Apenas 3 em cada 10 brasileiros tiram os 30 dias de férias previstos na CLT (Consolidação das Leis do Trabalho) anualmente, segundo um novo levantamento da plataforma de RH Deel, em parceria com a empresa de capital de risco Andreessen Horowitz.
O estudo, realizado em junho de 2026, considerou 993 solicitações de férias de brasileiros — parte de uma amostra global com mais de 1,5 milhão de profissionais de startups e empresas de tecnologia em 150 países.
O índice de aproveitamento das férias pelos brasileiros é de 72%, com uma média de uso de 22 dias por funcionário. Para efeito de comparação, a França registra 88%. O país europeu lidera o ranking de dias de descanso concedidos por lei entre os que foram analisados pela pesquisa, com 34 dias anuais de férias. O Brasil vem logo atrás.
“Uma parte relevante das férias do brasileiro acaba sem aproveitamento efetivo. Já na França, além de terem mais dias de férias, os trabalhadores também utilizam uma parcela maior desse benefício, o que indica uma cultura mais consolidada de descanso integral”, diz Michele Cascardo, diretora de desenvolvimento de negócios para a América Latina da Deel.
Além da questão cultural, fatores financeiros também ajudam a explicar por que tantos brasileiros deixam de usar suas férias. A CLT exige que os profissionais tirem, no mínimo, 20 dias, e garante a possibilidade de conversão dos 10 dias restantes em dinheiro. “Essa conversão é uma faculdade do empregado, que deve requerê-la até 15 dias antes do término do período aquisitivo”, afirma Andrea Giamondo Massei, sócia da área trabalhista do Machado Meyer Advogados. “Não existe a possibilidade de simplesmente ‘perder’ ou renunciar aos dias de férias.”
Já na França, e na União Europeia como um todo, isso não é possível. A norma estabelece um mínimo de quatro semanas de férias anuais remuneradas. “Na prática europeia, o sistema tende a ser ‘use ou perca’”, resume a advogada.
Brasileiros tiram férias mais longas
Se não tira o máximo de dias de férias disponíveis, o brasileiro compensa na intensidade da pausa. A pesquisa mostra que 62% dos profissionais do país tiram ao menos um bloco de 11 dias consecutivos por ano. O Brasil supera nações como a Suécia (55%) e a Dinamarca (51%), conhecidas pelos altos índices de equilíbrio entre vida pessoal e profissional, que parcelam as férias em períodos mais curtos.

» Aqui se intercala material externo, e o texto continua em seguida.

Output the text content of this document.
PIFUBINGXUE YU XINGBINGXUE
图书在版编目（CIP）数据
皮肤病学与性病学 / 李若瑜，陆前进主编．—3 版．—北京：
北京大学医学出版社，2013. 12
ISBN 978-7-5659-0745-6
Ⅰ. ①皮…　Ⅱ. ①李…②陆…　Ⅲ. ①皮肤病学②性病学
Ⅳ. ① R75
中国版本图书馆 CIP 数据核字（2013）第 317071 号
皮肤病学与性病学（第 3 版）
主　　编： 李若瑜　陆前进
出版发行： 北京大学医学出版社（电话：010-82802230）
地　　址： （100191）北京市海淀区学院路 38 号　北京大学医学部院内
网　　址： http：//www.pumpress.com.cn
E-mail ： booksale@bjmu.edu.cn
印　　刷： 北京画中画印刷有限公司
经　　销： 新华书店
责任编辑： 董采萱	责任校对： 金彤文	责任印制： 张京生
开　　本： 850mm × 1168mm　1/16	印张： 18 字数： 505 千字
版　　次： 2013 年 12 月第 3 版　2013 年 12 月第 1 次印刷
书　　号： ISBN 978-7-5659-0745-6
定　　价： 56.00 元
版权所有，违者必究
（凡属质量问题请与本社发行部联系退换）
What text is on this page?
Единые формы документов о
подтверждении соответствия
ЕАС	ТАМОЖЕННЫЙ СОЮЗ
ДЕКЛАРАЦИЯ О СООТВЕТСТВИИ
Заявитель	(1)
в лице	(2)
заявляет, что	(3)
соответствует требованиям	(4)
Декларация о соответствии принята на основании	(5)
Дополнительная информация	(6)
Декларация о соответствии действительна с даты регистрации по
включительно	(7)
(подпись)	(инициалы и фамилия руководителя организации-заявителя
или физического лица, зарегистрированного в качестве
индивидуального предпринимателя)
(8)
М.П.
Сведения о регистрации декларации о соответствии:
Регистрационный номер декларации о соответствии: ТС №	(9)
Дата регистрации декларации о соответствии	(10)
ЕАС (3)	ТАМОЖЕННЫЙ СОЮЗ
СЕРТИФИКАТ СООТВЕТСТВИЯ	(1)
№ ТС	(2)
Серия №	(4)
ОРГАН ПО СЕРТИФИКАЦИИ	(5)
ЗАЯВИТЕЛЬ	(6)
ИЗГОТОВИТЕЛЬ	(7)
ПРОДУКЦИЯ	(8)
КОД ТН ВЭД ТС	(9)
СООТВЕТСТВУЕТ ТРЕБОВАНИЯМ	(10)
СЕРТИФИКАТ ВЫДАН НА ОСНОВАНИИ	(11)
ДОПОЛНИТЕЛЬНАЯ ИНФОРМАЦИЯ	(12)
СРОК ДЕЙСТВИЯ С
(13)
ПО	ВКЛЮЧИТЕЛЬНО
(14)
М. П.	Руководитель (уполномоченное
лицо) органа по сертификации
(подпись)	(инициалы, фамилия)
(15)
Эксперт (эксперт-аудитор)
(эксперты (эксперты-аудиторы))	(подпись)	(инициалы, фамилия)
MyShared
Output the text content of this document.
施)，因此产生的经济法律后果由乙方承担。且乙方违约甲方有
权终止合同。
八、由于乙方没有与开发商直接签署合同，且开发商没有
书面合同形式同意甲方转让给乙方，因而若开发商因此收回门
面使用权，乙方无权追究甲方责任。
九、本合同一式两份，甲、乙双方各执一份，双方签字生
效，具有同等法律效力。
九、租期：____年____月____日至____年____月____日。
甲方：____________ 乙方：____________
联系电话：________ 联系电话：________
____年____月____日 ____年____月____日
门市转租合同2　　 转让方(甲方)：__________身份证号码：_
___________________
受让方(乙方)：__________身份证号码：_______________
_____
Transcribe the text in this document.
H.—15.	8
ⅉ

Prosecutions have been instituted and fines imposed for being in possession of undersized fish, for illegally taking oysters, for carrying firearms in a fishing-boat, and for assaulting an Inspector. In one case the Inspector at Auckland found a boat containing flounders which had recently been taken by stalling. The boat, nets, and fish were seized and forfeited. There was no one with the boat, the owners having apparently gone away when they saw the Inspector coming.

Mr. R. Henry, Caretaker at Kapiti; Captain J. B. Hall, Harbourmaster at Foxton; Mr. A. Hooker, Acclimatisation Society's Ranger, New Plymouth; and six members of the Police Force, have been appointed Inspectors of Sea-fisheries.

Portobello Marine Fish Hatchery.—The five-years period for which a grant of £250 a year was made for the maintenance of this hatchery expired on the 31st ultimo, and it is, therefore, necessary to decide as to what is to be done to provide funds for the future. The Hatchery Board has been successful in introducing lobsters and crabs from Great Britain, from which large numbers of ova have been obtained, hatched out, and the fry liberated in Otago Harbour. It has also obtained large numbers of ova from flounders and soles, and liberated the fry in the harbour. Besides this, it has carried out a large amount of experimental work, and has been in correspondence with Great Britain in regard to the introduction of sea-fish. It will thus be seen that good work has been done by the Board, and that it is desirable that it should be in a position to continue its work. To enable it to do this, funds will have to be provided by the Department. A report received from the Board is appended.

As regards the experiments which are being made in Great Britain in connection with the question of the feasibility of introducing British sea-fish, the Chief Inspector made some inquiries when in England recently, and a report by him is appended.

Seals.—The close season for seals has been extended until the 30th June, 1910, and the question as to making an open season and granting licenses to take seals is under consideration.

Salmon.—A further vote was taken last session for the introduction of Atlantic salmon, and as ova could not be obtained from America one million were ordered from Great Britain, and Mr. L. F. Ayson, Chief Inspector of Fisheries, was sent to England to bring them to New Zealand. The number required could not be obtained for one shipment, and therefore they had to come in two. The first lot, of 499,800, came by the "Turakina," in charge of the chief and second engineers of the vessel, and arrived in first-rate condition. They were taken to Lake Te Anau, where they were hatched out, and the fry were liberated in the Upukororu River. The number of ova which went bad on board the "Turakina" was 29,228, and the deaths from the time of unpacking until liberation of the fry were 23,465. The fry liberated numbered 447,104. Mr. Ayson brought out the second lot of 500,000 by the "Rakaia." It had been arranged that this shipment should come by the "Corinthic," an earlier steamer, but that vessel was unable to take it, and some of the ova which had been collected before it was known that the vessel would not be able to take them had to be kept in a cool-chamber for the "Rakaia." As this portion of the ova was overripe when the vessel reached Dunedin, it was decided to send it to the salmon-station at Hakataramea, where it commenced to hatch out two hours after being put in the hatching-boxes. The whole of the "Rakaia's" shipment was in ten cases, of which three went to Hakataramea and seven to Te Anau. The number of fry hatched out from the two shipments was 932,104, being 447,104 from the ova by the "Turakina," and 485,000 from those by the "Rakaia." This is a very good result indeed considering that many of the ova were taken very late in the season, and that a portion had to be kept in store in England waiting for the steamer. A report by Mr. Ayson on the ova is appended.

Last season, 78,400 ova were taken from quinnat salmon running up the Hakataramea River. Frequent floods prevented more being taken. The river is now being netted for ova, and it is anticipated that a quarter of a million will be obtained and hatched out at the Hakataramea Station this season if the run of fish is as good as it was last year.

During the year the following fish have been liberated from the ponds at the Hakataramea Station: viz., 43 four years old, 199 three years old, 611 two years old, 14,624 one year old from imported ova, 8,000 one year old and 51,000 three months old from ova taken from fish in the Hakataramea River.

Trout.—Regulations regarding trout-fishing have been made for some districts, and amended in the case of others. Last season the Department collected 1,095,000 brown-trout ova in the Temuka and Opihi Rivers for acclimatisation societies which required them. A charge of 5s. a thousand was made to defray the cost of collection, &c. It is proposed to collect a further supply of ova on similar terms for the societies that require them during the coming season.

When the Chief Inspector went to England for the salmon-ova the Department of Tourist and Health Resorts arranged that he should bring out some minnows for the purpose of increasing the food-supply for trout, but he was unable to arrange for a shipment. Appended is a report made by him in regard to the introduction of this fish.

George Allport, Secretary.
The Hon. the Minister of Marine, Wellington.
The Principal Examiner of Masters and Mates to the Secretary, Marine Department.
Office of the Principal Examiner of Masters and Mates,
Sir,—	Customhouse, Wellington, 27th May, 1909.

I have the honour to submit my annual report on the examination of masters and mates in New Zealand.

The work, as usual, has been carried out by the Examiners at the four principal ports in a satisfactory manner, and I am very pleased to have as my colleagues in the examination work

No Brasil, apesar de ser possível fracionar as férias em até três vezes, a lei exige que um dos períodos tenha no mínimo 14 dias corridos e que os demais não sejam inferiores a 5 dias corridos cada um. “A CLT historicamente estruturou as férias em períodos mais longos, muitas vezes associados ao verão ou a feriados prolongados”, diz a executiva da Deel.
Mulheres registram o dobro de licenças médicas
Além da análise das férias, a pesquisa levantou um dado crítico para a saúde ocupacional. No Brasil, 41% das mulheres registraram ao menos uma licença médica no período da análise, contra apenas 21% dos homens.
A disparidade atinge o pico na faixa etária de 35 a 39 anos. Nesse grupo, o índice de mulheres com necessidade de afastamento médico salta para 54%. “O levantamento identifica um percentual maior de licenças médicas entre mulheres, mas não busca apontar as causas desse comportamento”, afirma Cascardo. “Cada organização precisa entender sua própria realidade antes de associar esse resultado a fatores específicos, como carga de trabalho, responsabilidades familiares ou outras questões relacionadas à saúde e ao bem-estar.”